Dr Esolen has long been a defender of traditional marriage and points out the reality that men and women are made for each other. He argues that what is now unsayable was once obvious, namely, that marriage is there to serve children, to protect them and cherish them and give them space to grow. This is why true marriage can only ever be between one man and one woman.
Children grow up seeing a parent of its own sex, and what that role is, and a parent of the opposite sex who gives an example of his or her duties. As such children experience how each sex relates to each other – how they are deeply complementary and necessary for each other and indeed necessary for the begetting of children themselves. This is the very essence of marriage. Finally, for a Catholic family, marriage must also encourage children to know God, and His plan for us.
These days young people have fewer and fewer opportunities to see good examples of Christian marriage. I am not talking Disney style happy-ever-afters, but how marriage works with all its challenges, difficulties and happiness.
Today, young people must navigate university culture that pushes a value system very different from our own. They then face an economically uncertain future. So it is easy to see why so many young people delay getting married for so long. What opportunity do they have to meet members of the opposite sex in a wholesome environment that is also fun? What strikes me about the millennials, is not their carefree youth, but how very seriously they take everything. It must be exhausting.
So, the next time you complain about a child, a niece or a nephew who “refuses to settle down” ask yourself what have you done to encourage them to do so? Many middle-class parents will devote huge amounts of time and material resources to get their child into the desired university and career, ignoring all else. They then seem shocked to discover that their children are still single well into their late thirties.
We must remember that children learn what they live. They value what you value, and they can sense what you value by what you do, not by what you say. So local churches should be organising dances and other activities for their young people. Only a few decades ago this would be viewed as a basic requirement among church-goers, not an optional extra.

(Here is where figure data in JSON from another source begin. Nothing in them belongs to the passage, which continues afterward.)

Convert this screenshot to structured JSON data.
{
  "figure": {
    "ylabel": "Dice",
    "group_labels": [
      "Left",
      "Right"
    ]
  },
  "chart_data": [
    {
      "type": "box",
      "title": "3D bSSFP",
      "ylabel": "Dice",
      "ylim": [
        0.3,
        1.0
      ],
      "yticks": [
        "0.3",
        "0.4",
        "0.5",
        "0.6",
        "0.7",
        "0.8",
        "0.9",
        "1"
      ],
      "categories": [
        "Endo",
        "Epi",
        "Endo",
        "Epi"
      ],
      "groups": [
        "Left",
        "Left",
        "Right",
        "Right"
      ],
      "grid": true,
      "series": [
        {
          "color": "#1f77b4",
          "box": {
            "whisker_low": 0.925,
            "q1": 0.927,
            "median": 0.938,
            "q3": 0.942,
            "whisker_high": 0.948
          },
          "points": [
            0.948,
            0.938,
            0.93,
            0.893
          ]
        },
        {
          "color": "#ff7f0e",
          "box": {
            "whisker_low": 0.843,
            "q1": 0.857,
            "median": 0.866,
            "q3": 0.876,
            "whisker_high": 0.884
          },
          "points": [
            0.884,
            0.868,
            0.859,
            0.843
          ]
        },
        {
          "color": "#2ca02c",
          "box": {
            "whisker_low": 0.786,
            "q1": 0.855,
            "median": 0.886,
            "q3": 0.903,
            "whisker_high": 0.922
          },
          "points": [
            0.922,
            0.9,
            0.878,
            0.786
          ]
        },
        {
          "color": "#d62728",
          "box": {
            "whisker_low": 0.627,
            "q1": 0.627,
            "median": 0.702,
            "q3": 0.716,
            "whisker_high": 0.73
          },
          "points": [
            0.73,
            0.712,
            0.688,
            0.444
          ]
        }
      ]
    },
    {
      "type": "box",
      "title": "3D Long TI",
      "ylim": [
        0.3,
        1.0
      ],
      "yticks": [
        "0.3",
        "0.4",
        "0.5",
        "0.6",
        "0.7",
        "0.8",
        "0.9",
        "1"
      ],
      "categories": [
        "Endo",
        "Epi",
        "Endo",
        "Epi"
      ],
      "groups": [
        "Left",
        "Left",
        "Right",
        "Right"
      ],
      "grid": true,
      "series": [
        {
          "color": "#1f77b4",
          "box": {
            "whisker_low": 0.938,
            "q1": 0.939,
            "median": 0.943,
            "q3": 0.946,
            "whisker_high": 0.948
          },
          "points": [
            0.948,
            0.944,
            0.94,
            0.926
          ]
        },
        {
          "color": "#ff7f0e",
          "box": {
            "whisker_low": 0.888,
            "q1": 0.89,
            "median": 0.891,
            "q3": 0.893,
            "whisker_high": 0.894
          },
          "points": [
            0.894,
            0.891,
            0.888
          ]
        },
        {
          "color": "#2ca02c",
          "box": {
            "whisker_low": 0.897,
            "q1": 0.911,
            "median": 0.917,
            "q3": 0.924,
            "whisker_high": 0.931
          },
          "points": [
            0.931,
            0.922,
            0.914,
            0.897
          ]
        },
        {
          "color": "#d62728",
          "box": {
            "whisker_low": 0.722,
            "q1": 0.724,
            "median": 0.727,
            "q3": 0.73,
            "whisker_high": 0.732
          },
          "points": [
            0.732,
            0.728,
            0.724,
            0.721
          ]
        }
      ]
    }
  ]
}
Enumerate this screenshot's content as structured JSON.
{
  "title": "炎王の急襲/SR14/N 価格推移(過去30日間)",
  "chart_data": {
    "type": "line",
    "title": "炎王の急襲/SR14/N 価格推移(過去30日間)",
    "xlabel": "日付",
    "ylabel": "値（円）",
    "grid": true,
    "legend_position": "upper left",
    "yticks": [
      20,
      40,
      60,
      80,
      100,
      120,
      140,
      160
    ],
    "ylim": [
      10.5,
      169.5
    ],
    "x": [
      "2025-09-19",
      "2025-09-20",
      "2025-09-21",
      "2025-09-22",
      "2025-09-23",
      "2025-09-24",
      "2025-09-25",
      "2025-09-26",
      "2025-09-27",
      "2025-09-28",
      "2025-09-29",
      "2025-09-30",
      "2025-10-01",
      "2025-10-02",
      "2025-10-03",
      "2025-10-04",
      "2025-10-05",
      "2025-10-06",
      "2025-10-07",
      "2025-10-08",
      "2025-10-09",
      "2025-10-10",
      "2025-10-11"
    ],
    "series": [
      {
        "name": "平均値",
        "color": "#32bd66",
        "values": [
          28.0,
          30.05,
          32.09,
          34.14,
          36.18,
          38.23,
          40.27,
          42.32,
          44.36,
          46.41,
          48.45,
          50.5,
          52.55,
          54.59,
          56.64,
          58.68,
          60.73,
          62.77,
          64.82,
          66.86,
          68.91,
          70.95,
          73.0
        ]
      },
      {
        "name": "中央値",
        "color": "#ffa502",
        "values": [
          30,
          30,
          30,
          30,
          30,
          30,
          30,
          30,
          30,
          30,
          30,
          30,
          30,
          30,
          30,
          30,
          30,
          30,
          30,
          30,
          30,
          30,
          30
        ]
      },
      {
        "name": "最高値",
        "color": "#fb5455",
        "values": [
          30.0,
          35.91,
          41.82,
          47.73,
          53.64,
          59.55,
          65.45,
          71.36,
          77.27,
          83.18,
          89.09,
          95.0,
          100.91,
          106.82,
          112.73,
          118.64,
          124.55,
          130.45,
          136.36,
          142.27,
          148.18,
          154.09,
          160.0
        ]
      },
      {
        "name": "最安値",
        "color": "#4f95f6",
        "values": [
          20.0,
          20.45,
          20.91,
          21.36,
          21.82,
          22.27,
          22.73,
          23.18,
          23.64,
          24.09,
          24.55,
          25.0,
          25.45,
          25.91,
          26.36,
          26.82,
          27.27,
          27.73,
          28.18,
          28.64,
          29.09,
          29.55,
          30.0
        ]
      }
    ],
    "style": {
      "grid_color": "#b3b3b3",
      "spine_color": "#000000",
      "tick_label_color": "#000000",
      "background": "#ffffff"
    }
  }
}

Boys and girls, men and women do actually enjoy each other’s company. Despite what the media say – relations do not have to be “toxic” between the sexes. These social occasions must of course be supervised by sensible adults. Giving over your house and the keys to the alcohol cabinet is not the kind of thing I am talking about. That’s just lazy parenting.
But guiding, encouraging and facilitating fun occasions for young Catholics to get together and get to know each other should be viewed as a parental duty. Not something that is confined to the mythical ‘1950s.’